AFAIK there is no way to start parsing an http request before it's finished, and there is no way to parse a JSON string partially. Also, getting the data is orders of magnitude slower than processing it so it's not really worth doing.
If you need to parse large amounts of data your best bet is to do the streaming approach.

ajax request browser limit

A more generic questions to start. Is there a limit to the response size of an ajax request, if it is a JSON request?
I am passing large amounts of data through a JSON request and running into a 'script stack quota is exhausted' message in FF3. Now in FF2 the quota was 4mb but in FF3 it is 640kb. I am wondering if this is JSON specific somehow. Do normal ajax requests have a response size limit? One that may be imposed by the browser? If a non-JSON request doesn't have these same issues with script stack quota, how could I categorize the data coming back? XML perhaps...Im not sure if I would be within the bounds of the w3c spec with my data to do so.
iirc this was a bug on FF3 last year but I believe (yes, checked it here) it's fixed. Looking down the comments though, there's this note:
Note: this test is dependent upon
architecture and available memory. On
a x86_64 machine with 2G and a 64bit
build, it will fail with
InternalError: script stack space
quota is exhausted however on a x86_64
with 4G and a 64bit build it will
pass.
The comments also read that this is a pure JS problem, which means although the data format will strictly not matter, very large chunks of JSON might blow the JS stack where XML strings might not. I think you just have to try.
OTOH, it is marked fixed, so there's a question of making sure you're on the latest version of FF too.
I suspect the limits are different if you are sending vs receiving data, so I am going to assume it is around sending data to the client. JSON is just a data type, really. What you are really doing, is suspect, is making a GET request for a javascript script which should be limited to a reasonable size. The wiki for JSON also says use the XMLHTTPRequest method, which might get around your limit, but you would still need a proxy to avoid cross-domain scripting limitations and use a more sensible mime-type, like html, xml, binary, etc. If you are putting any images in the JSON remember that they can be links as there are no cross-domain issues with those requests.

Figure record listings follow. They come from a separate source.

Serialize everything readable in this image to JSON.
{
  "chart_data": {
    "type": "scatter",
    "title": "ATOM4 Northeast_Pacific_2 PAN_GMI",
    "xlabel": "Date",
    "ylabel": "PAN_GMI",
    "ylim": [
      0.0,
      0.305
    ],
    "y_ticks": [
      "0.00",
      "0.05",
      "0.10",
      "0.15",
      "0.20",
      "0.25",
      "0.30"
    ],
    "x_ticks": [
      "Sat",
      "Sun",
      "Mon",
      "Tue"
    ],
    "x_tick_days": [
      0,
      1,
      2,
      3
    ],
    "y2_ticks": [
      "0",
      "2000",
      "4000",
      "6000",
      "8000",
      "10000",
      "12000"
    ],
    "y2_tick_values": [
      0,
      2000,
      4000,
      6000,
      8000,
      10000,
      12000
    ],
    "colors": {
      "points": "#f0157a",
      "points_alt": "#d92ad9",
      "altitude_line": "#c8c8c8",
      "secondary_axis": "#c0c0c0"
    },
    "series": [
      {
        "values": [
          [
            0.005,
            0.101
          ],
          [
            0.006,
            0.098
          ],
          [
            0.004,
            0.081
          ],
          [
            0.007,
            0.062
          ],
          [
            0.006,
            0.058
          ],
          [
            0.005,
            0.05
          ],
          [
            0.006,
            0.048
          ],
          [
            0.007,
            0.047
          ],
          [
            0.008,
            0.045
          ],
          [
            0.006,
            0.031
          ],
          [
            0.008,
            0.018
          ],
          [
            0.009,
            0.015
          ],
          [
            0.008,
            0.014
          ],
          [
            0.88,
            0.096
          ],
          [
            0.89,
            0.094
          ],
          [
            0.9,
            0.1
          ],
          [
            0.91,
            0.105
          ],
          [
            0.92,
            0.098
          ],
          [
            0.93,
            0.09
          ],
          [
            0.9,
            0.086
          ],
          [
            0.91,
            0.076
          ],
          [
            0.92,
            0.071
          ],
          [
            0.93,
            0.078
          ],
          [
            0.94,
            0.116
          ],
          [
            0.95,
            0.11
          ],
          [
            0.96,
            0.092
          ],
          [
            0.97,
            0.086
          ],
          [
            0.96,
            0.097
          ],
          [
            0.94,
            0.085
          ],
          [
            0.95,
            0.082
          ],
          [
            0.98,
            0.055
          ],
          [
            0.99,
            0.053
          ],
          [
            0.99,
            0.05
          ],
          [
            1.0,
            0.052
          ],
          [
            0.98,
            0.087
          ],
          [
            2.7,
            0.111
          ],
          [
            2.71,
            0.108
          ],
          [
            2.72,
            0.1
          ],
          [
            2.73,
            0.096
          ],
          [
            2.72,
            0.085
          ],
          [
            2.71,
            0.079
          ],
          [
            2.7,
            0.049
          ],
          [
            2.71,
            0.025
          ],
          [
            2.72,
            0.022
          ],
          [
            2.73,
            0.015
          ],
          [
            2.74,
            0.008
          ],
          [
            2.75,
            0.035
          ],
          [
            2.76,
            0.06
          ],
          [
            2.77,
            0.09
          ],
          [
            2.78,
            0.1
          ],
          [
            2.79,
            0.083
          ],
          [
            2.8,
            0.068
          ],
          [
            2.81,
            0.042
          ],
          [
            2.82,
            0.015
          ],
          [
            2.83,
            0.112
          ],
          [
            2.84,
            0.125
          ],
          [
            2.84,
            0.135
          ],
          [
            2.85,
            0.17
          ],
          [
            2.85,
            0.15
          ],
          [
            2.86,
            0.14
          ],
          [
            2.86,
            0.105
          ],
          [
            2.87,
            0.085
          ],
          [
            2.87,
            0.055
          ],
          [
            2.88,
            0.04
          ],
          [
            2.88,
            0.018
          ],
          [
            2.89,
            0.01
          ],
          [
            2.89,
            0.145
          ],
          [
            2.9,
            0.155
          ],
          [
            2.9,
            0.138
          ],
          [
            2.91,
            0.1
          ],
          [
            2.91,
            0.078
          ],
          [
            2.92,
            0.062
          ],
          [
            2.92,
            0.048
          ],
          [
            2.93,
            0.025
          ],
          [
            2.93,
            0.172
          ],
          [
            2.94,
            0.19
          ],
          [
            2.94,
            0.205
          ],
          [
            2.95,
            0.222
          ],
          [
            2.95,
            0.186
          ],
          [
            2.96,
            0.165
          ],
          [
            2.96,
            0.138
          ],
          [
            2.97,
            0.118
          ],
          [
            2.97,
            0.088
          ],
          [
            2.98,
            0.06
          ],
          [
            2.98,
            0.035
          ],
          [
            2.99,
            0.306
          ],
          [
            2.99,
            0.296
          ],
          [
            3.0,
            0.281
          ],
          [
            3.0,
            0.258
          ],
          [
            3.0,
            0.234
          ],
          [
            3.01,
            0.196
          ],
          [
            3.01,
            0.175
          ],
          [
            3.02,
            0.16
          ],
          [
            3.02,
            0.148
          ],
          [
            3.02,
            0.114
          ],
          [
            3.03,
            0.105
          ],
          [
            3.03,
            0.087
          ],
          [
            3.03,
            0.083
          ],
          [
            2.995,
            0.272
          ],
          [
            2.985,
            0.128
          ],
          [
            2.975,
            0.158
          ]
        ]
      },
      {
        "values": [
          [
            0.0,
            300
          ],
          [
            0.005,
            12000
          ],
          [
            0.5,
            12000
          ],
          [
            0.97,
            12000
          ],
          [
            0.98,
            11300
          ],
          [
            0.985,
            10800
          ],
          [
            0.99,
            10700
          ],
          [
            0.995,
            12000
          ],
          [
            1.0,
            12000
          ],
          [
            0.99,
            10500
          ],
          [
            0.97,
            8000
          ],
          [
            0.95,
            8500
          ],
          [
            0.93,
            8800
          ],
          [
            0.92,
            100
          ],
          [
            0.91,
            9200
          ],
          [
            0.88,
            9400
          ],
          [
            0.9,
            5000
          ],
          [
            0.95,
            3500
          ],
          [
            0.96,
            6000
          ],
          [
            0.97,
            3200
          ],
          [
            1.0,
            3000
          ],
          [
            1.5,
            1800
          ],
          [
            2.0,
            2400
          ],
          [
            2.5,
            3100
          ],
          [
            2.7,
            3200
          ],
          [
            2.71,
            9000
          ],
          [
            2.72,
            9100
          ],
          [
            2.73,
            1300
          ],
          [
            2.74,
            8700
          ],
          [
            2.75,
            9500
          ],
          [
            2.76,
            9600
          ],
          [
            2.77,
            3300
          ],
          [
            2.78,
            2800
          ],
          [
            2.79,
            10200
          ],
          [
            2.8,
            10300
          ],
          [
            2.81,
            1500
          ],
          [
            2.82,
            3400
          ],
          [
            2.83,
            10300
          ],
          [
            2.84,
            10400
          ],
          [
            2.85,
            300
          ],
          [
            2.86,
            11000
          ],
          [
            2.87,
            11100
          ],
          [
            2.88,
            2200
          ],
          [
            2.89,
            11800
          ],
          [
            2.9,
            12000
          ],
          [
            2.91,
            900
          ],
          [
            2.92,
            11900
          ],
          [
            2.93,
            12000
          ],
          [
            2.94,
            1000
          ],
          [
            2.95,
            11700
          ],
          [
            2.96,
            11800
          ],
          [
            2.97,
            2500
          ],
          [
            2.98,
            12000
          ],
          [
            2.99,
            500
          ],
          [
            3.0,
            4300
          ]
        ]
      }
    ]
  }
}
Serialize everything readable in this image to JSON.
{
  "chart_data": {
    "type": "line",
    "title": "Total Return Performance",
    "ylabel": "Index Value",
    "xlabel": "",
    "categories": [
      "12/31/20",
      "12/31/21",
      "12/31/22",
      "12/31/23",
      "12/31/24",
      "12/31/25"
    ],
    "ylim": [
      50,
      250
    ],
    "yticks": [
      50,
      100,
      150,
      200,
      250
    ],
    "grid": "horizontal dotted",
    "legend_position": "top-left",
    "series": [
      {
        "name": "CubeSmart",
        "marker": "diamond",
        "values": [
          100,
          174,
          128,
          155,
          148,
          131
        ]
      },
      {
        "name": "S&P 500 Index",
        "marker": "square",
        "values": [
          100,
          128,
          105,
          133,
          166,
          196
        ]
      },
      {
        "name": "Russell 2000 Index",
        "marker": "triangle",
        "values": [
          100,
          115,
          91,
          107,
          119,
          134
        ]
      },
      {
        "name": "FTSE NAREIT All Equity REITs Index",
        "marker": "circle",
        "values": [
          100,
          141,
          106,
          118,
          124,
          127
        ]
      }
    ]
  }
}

Double check as well that it is not the number of requests causing you trouble, browsers have limits there too. Sometimes as low as 2.
I think annakata is right.
The text of the error message also suggest that the problem is occurring due to the depth of your json structure, not the KB size of it.
What it means is that when you eval your json, JavaScript engine uses a stack during parsing the json. This stack is hitting its maximum limit due to the depth (number of nested elements) in your json structure.
You might want to check whether somewhat flatter structure is feasible for your requirements.
As a general rule I try to keep my AJAX data small. If I have to pass a large amount of data I will retrieve it with multiple calls. So if I am loading a table, I will have one method that will tell me how many records are going to be returned, and another method to return me the records in groups of # (usually 20 for me).
The good part about doing this is that I can load the page as I retrieve data, and the user is not waiting for one large payload.
Also, it would be better to use JSON rather than XML. JSON is usually a smaller payload than XML, and many tests have show that it is easier for the Browser to load it in.
I haven't encountered any tangible limit, but your user interactivity, break up the large data into multiple calls. Large tables take forever to get transferred through ajax, especially if the user is running IE. Large data + Ajax + IE = IE crash.